Pandas dataframe with results.

bust_table(mol_table: DataFrame, full_report: bool = False) DataFrame

Run tests on molecules provided in pandas dataframe as paths or rdkit molecule objects.

Parameters:
  • mol_table – Pandas dataframe with columns “mol_pred”, “mol_true”, “mol_cond” containing paths to molecules.

  • full_report – Whether to include all columns in the output or only the boolean ones specified in the config.

Returns:

Pandas dataframe with results.

Modules

A PoseBusters module is a function that takes one or more of mol_pred, mol_true, and mol_cond as input and returns one or more test results as a dictionary.

Inputs
  • Must take one of mol_pred, mol_true, and mol_cond provided as RDKit molecules.

  • Other inputs are parameters for which default values must be specified.

Outputs
  • The output must be a dictionary with at least the results entry.

  • The results entry contains a dictionary with keys corresponding to the test names and the test outcomes.

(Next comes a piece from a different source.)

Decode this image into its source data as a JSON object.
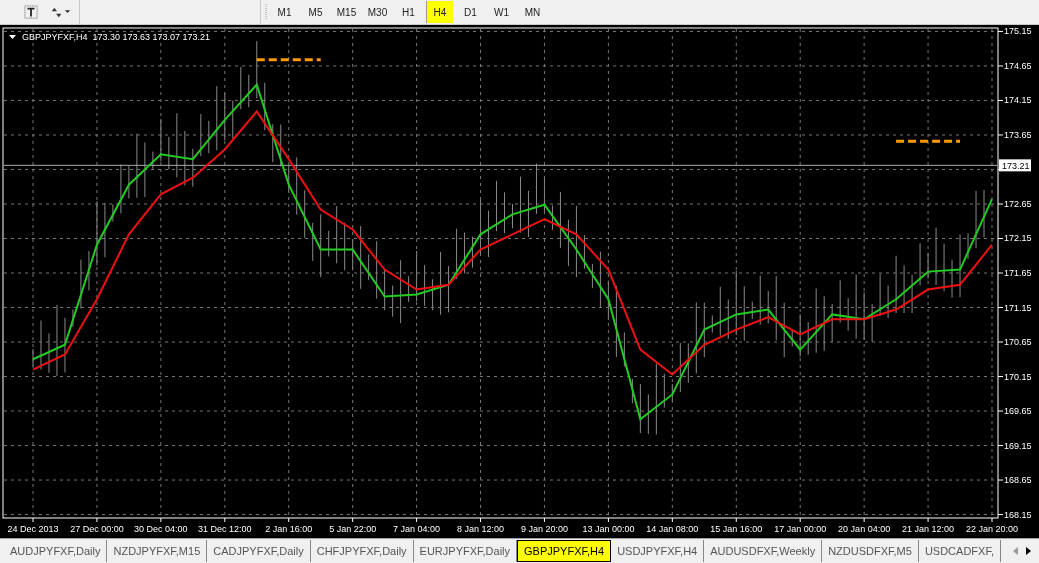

  • Other output entries to contain further results e.g. lengths and bound for all bonds in ligand.

Distance Geometry

posebusters.modules.distance_geometry.check_geometry(mol_pred: Mol, threshold_bad_bond_length: float = 0.2, threshold_clash: float = 0.2, threshold_bad_angle: float = 0.2, bound_matrix_params: dict[str, Any] = {'doTriangleSmoothing': True, 'scaleVDW': True, 'set15bounds': True, 'useMacrocycle14config': False}, ignore_hydrogens: bool = True, sanitize: bool = True) dict[str, Any]

Use RDKit distance geometry bounds to check the geometry of a molecule.

Parameters:
  • mol_pred – Predicted molecule (docked ligand). Only the first conformer will be checked.

  • threshold_bad_bond_length – Bond length threshold in relative percentage. 0.2 means that bonds may be up to 20% longer than DG bounds. Defaults to 0.2.

  • threshold_clash – Threshold for how much overlap constitutes a clash. 0.2 means that the two atoms may be up to 80% of the lower bound apart. Defaults to 0.2.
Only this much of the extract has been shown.